Artisti Vari
Is It Rolling Bob?
A Reggae Tribute To Bob Dyan
(Ras/Sanctuary)

di Paolo Vites

Di tributi ne abbiamo piene le tasche (e gli scaffali), eppure eccone uno che entusiasma davvero.
Vi deve piacere il reggae, ovviamente. E Bob Dylan.
Il risultato ? Una raccolta freschissima e intrigante, dove le ardite melodie folk, rock, country, blues e gospel del cantautore americano vengono adattate benissimo da un manipolo di ottimi interpreti giamaicani, ben diretti da una house band di lusso che vede al suo interno personaggi leggendari come Sly Dunbar o l’ex chitarrista dei Wailers di Bob Marley, Earl ‘Chinna’ Smith.
Fra tutte, piacciono soprattutto "The Times They Are A-Changin’" (Apple Gabriel degli Israel Vibration), "Just Like A Woman" (Toots Hibbert, che nella voce ricorda il miglior Richie Havens), "Gotta Serve Somebody" (Nasio With Drummie Zeb & The Razor Posse, che sconfina quasi nell’hip-hop), "Mr. Tambourine Man" (il veterano Gregory Isaacs) e una serratissima "A Hard Rain’s A-Gonna Fall" (Billy Mystic dei Mystic Revealers), mentre "Subterranean Homesick Blues" è quasi irriconoscibile, sorta di rap dai toni bellicosi.
Come chicca c’è un “reggae mix” di un brano di Bob Dylan stesso, "I And I" (da "Infidels"), che nella stesura originale vedeva già la sezione ritmica appunto di Robbie Shakespeare e Sly Dunbar.
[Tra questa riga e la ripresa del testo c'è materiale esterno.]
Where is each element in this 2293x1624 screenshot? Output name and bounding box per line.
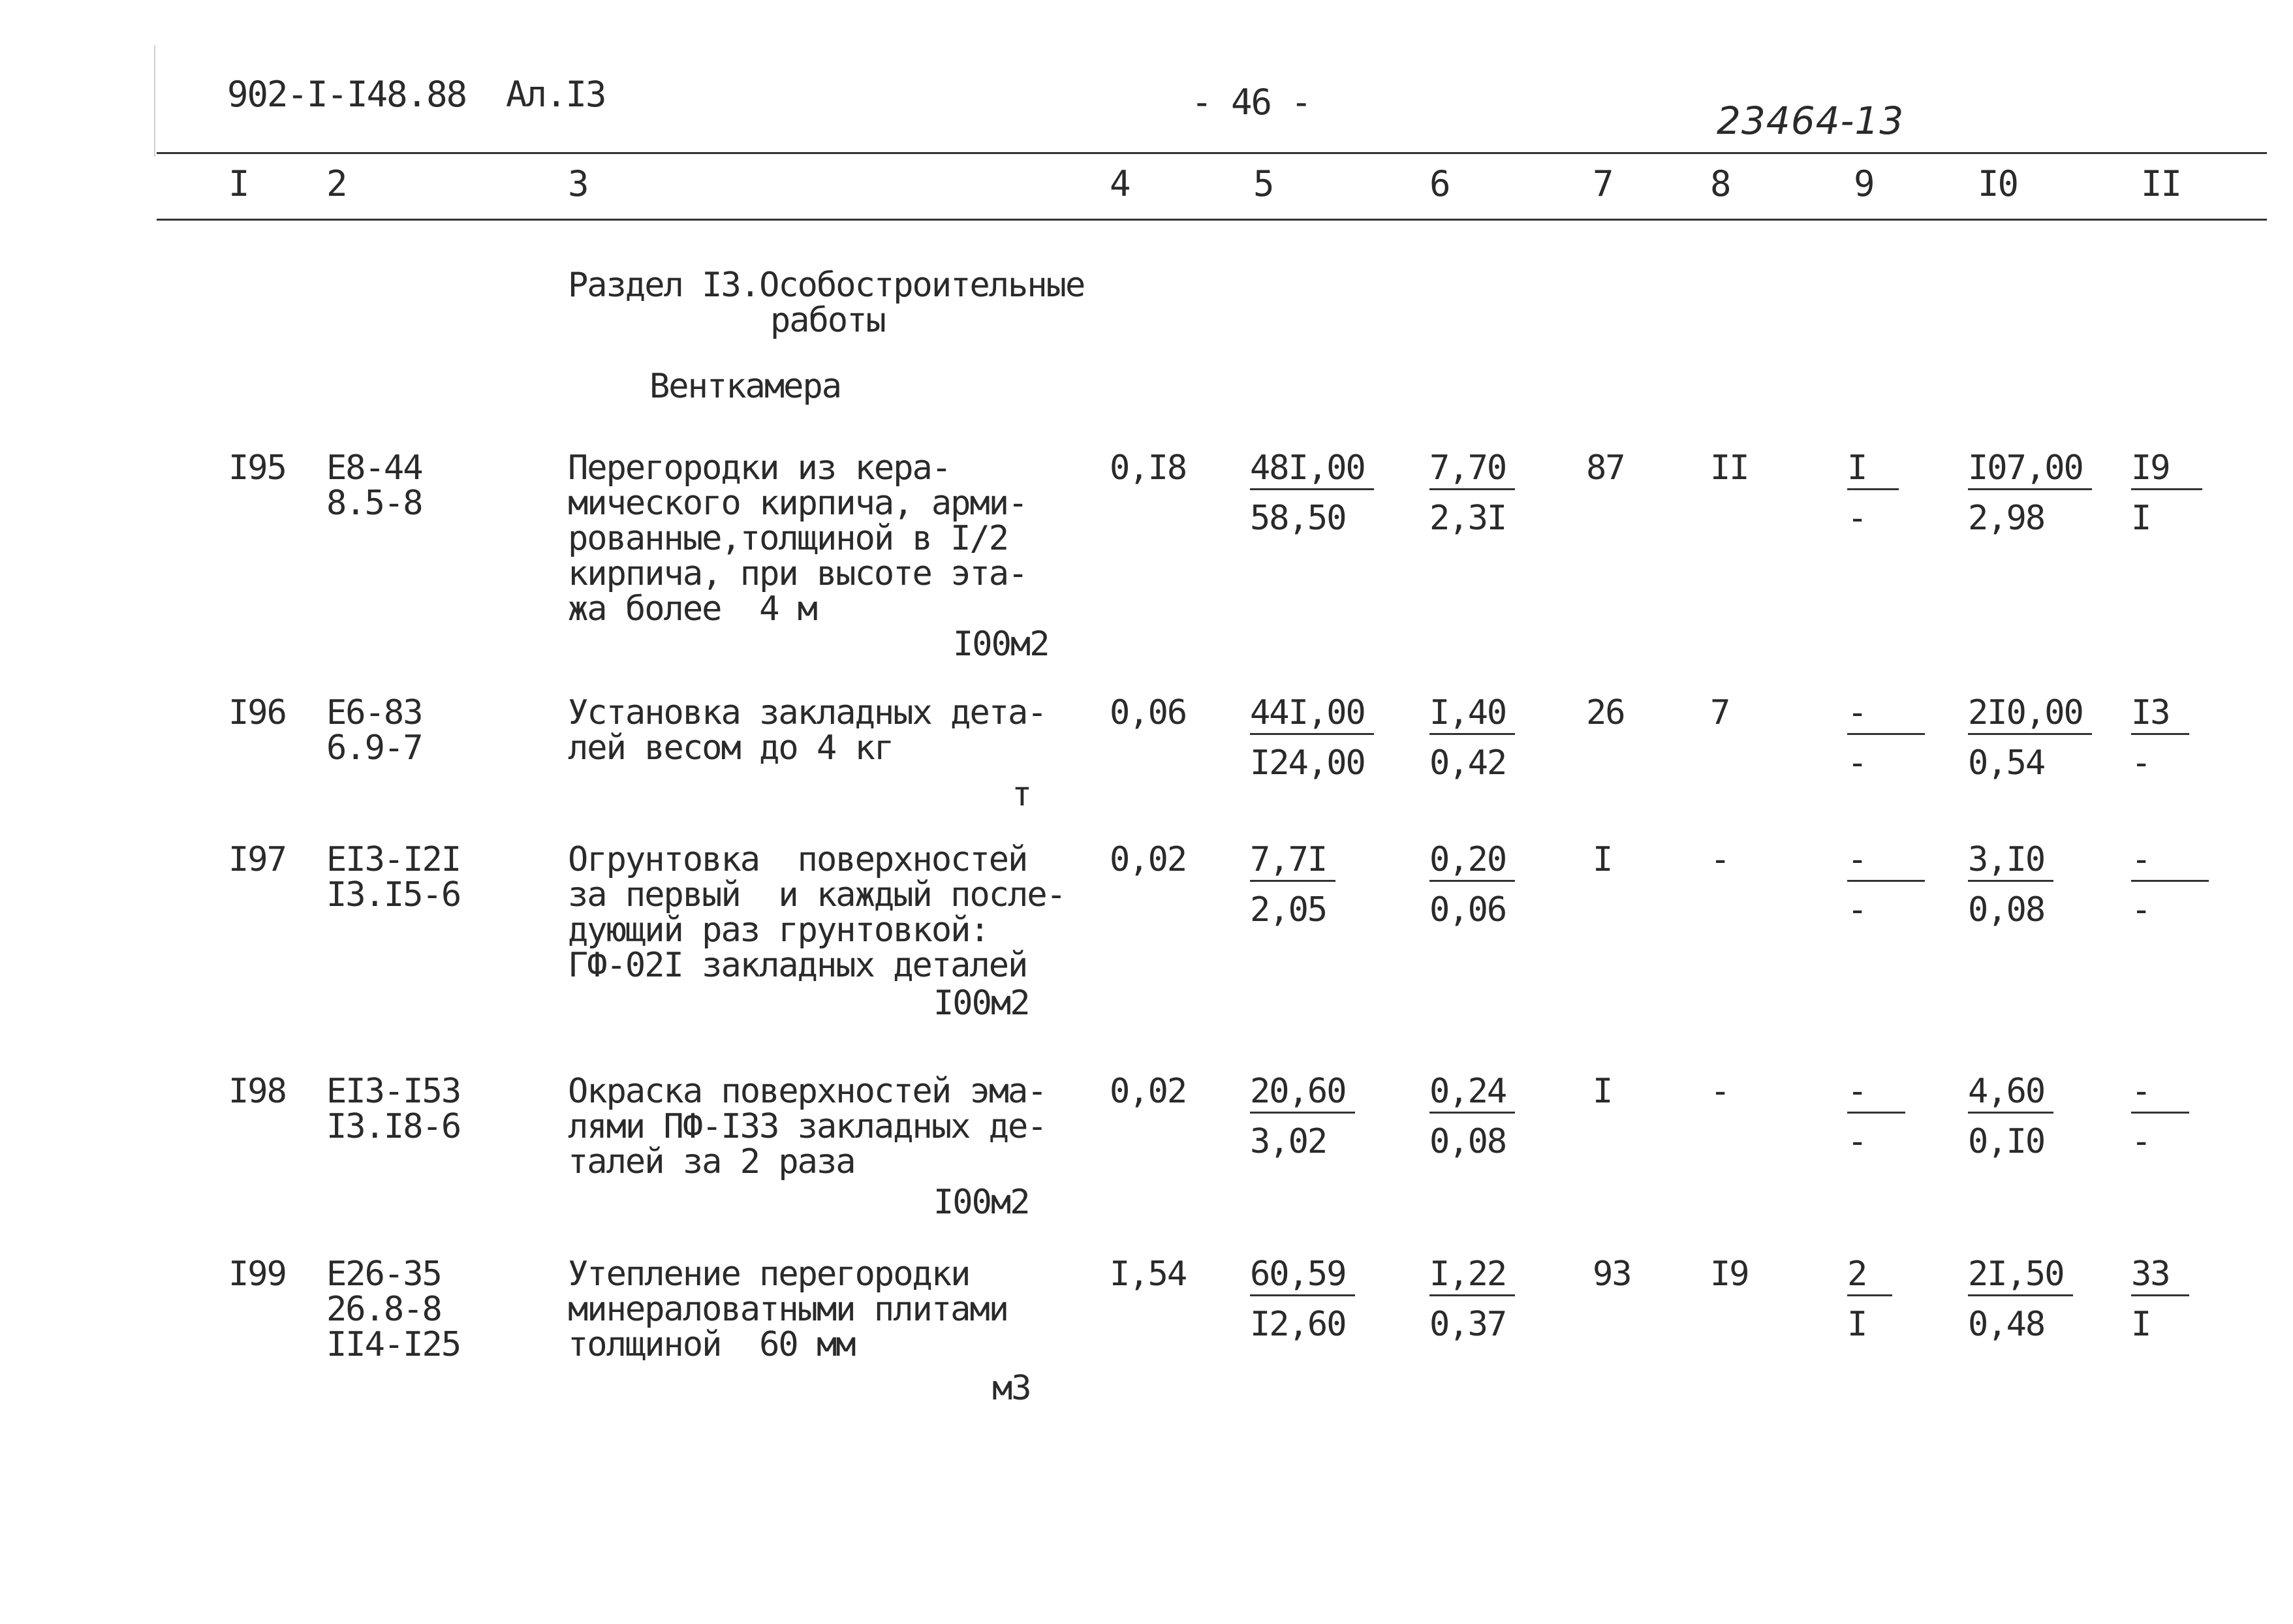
rate-code: I3.I8-6 xyxy=(326,1107,461,1146)
col8-value: - xyxy=(1710,840,1730,879)
col11-numerator: - xyxy=(2131,1074,2189,1114)
col10-denominator: 0,48 xyxy=(1968,1305,2045,1344)
col11-fraction xyxy=(2131,1074,2189,1159)
col-header-3: 3 xyxy=(568,163,588,204)
col11-denominator: I xyxy=(2131,1305,2151,1344)
col9-denominator: - xyxy=(1847,890,1867,929)
rate-code: 8.5-8 xyxy=(326,484,422,523)
col10-numerator: 4,60 xyxy=(1968,1074,2053,1114)
row-number: I95 xyxy=(228,448,286,488)
item-description: рованные,толщиной в I/2 xyxy=(568,519,1008,558)
cost-fraction xyxy=(1250,1074,1355,1159)
cost-fraction xyxy=(1250,695,1374,781)
item-description: талей за 2 раза xyxy=(568,1142,855,1181)
rate-code: ЕI3-I2I xyxy=(326,840,461,879)
rate-code: I3.I5-6 xyxy=(326,875,461,914)
row-number: I98 xyxy=(228,1072,286,1111)
col-header-4: 4 xyxy=(1110,163,1130,204)
page-number: - 46 - xyxy=(1191,82,1311,123)
rate-code: ЕI3-I53 xyxy=(326,1072,461,1111)
col10-denominator: 0,08 xyxy=(1968,890,2045,929)
cost-numerator: 20,60 xyxy=(1250,1074,1355,1114)
rate-code: 6.9-7 xyxy=(326,728,422,768)
quantity: 0,02 xyxy=(1110,840,1187,879)
col11-fraction xyxy=(2131,695,2189,781)
machine-fraction xyxy=(1429,842,1515,928)
rate-code: Е8-44 xyxy=(326,448,422,488)
item-description: Огрунтовка поверхностей xyxy=(568,840,1027,879)
cost-fraction xyxy=(1250,1257,1355,1342)
col11-numerator: - xyxy=(2131,842,2209,882)
col10-denominator: 2,98 xyxy=(1968,499,2045,538)
col10-fraction xyxy=(1968,842,2053,928)
col9-fraction xyxy=(1847,1074,1905,1159)
col10-fraction xyxy=(1968,1074,2053,1159)
header-rule-top xyxy=(157,152,2267,154)
handwritten-doc-number: 23464-13 xyxy=(1717,99,1905,143)
col11-numerator: I9 xyxy=(2131,450,2202,490)
machine-denominator: 0,37 xyxy=(1429,1305,1506,1344)
item-description: толщиной 60 мм xyxy=(568,1325,855,1364)
rate-code: II4-I25 xyxy=(326,1325,461,1364)
rate-code: 26.8-8 xyxy=(326,1290,441,1329)
section-subtitle: Венткамера xyxy=(649,367,841,406)
rate-code: Е6-83 xyxy=(326,693,422,732)
col8-value: II xyxy=(1710,448,1749,488)
item-description: за первый и каждый после- xyxy=(568,875,1065,914)
col9-fraction xyxy=(1847,1257,1892,1342)
col11-fraction xyxy=(2131,450,2202,536)
cost-denominator: 3,02 xyxy=(1250,1122,1327,1161)
col11-fraction xyxy=(2131,1257,2189,1342)
item-description: Окраска поверхностей эма- xyxy=(568,1072,1046,1111)
item-description: Утепление перегородки xyxy=(568,1255,970,1294)
col-header-6: 6 xyxy=(1429,163,1450,204)
col10-numerator: 3,I0 xyxy=(1968,842,2053,882)
col10-fraction xyxy=(1968,1257,2073,1342)
col9-denominator: - xyxy=(1847,743,1867,783)
item-description: минераловатными плитами xyxy=(568,1290,1008,1329)
col9-numerator: - xyxy=(1847,842,1925,882)
cost-numerator: 7,7I xyxy=(1250,842,1335,882)
sheet-label: Ал.I3 xyxy=(506,74,606,115)
item-description: лями ПФ-I33 закладных де- xyxy=(568,1107,1046,1146)
col8-value: - xyxy=(1710,1072,1730,1111)
cost-denominator: I24,00 xyxy=(1250,743,1365,783)
machine-numerator: 0,24 xyxy=(1429,1074,1515,1114)
col-header-5: 5 xyxy=(1253,163,1273,204)
col9-numerator: - xyxy=(1847,1074,1905,1114)
machine-fraction xyxy=(1429,695,1515,781)
document-code: 902-I-I48.88 xyxy=(227,74,467,115)
item-description: кирпича, при высоте эта- xyxy=(568,554,1027,593)
col9-fraction xyxy=(1847,450,1899,536)
col9-numerator: - xyxy=(1847,695,1925,735)
row-number: I99 xyxy=(228,1255,286,1294)
col-header-7: 7 xyxy=(1593,163,1613,204)
section-title: Раздел I3.Особостроительные xyxy=(568,266,1085,305)
item-description: мического кирпича, арми- xyxy=(568,484,1027,523)
machine-numerator: 0,20 xyxy=(1429,842,1515,882)
col11-denominator: - xyxy=(2131,890,2151,929)
item-description: жа более 4 м xyxy=(568,589,817,629)
cost-fraction xyxy=(1250,450,1374,536)
col9-denominator: - xyxy=(1847,499,1867,538)
machine-numerator: I,22 xyxy=(1429,1257,1515,1296)
cost-numerator: 44I,00 xyxy=(1250,695,1374,735)
col10-fraction xyxy=(1968,695,2092,781)
col9-denominator: - xyxy=(1847,1122,1867,1161)
col11-denominator: - xyxy=(2131,743,2151,783)
col9-fraction xyxy=(1847,842,1925,928)
col9-numerator: I xyxy=(1847,450,1899,490)
row-number: I97 xyxy=(228,840,286,879)
col-header-1: I xyxy=(228,163,249,204)
cost-numerator: 60,59 xyxy=(1250,1257,1355,1296)
col11-numerator: I3 xyxy=(2131,695,2189,735)
col11-denominator: - xyxy=(2131,1122,2151,1161)
header-rule-bottom xyxy=(157,219,2267,221)
machine-fraction xyxy=(1429,1257,1515,1342)
item-description: Установка закладных дета- xyxy=(568,693,1046,732)
col11-fraction xyxy=(2131,842,2209,928)
unit-of-measure: I00м2 xyxy=(933,984,1029,1023)
quantity: 0,06 xyxy=(1110,693,1187,732)
cost-numerator: 48I,00 xyxy=(1250,450,1374,490)
cost-denominator: 58,50 xyxy=(1250,499,1346,538)
unit-of-measure: I00м2 xyxy=(953,625,1049,664)
col-header-8: 8 xyxy=(1710,163,1730,204)
cost-fraction xyxy=(1250,842,1335,928)
col7-value: 26 xyxy=(1586,693,1625,732)
rate-code: Е26-35 xyxy=(326,1255,441,1294)
col7-value: 93 xyxy=(1593,1255,1631,1294)
col-header-2: 2 xyxy=(326,163,347,204)
item-description: Перегородки из кера- xyxy=(568,448,951,488)
unit-of-measure: т xyxy=(1012,775,1031,814)
row-number: I96 xyxy=(228,693,286,732)
machine-numerator: 7,70 xyxy=(1429,450,1515,490)
machine-denominator: 0,08 xyxy=(1429,1122,1506,1161)
item-description: ГФ-02I закладных деталей xyxy=(568,946,1027,985)
col7-value: 87 xyxy=(1586,448,1625,488)
col10-numerator: 2I,50 xyxy=(1968,1257,2073,1296)
quantity: 0,02 xyxy=(1110,1072,1187,1111)
cost-denominator: 2,05 xyxy=(1250,890,1327,929)
col10-fraction xyxy=(1968,450,2092,536)
col7-value: I xyxy=(1593,1072,1612,1111)
col11-numerator: 33 xyxy=(2131,1257,2189,1296)
col9-numerator: 2 xyxy=(1847,1257,1892,1296)
margin-line xyxy=(154,46,155,157)
col10-denominator: 0,54 xyxy=(1968,743,2045,783)
item-description: лей весом до 4 кг xyxy=(568,728,894,768)
quantity: 0,I8 xyxy=(1110,448,1187,488)
machine-fraction xyxy=(1429,1074,1515,1159)
col9-fraction xyxy=(1847,695,1925,781)
machine-denominator: 0,42 xyxy=(1429,743,1506,783)
unit-of-measure: I00м2 xyxy=(933,1183,1029,1222)
col11-denominator: I xyxy=(2131,499,2151,538)
unit-of-measure: м3 xyxy=(992,1369,1031,1408)
col7-value: I xyxy=(1593,840,1612,879)
col9-denominator: I xyxy=(1847,1305,1867,1344)
quantity: I,54 xyxy=(1110,1255,1187,1294)
cost-denominator: I2,60 xyxy=(1250,1305,1346,1344)
machine-denominator: 0,06 xyxy=(1429,890,1506,929)
machine-denominator: 2,3I xyxy=(1429,499,1506,538)
col10-numerator: I07,00 xyxy=(1968,450,2092,490)
machine-numerator: I,40 xyxy=(1429,695,1515,735)
section-title-cont: работы xyxy=(770,301,885,340)
machine-fraction xyxy=(1429,450,1515,536)
col10-numerator: 2I0,00 xyxy=(1968,695,2092,735)
col-header-11: II xyxy=(2141,163,2181,204)
col-header-9: 9 xyxy=(1854,163,1874,204)
col-header-10: I0 xyxy=(1978,163,2018,204)
col8-value: I9 xyxy=(1710,1255,1749,1294)
col10-denominator: 0,I0 xyxy=(1968,1122,2045,1161)
col8-value: 7 xyxy=(1710,693,1730,732)
item-description: дующий раз грунтовкой: xyxy=(568,911,989,950)
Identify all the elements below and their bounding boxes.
Non è un brano tecnicamente reggae, lo è di più nello spirito e nelle misteriose liriche (“I and I” è una tipica espressione rastafari che indica Dio): la nuova versione vede la ritmica e le chitarre maggiormente in evidenza, con un risultato affascinante, mentre nel ritornello alla voce di Dylan è stato aggiunto un’eco abbastanza inutile ma comunque consono all’atmosfera del brano.
I due Bob (Marley e Dylan) finalmente accomunati in un disco che lo stesso Dylan ha dichiarato di trovare entusiasmante.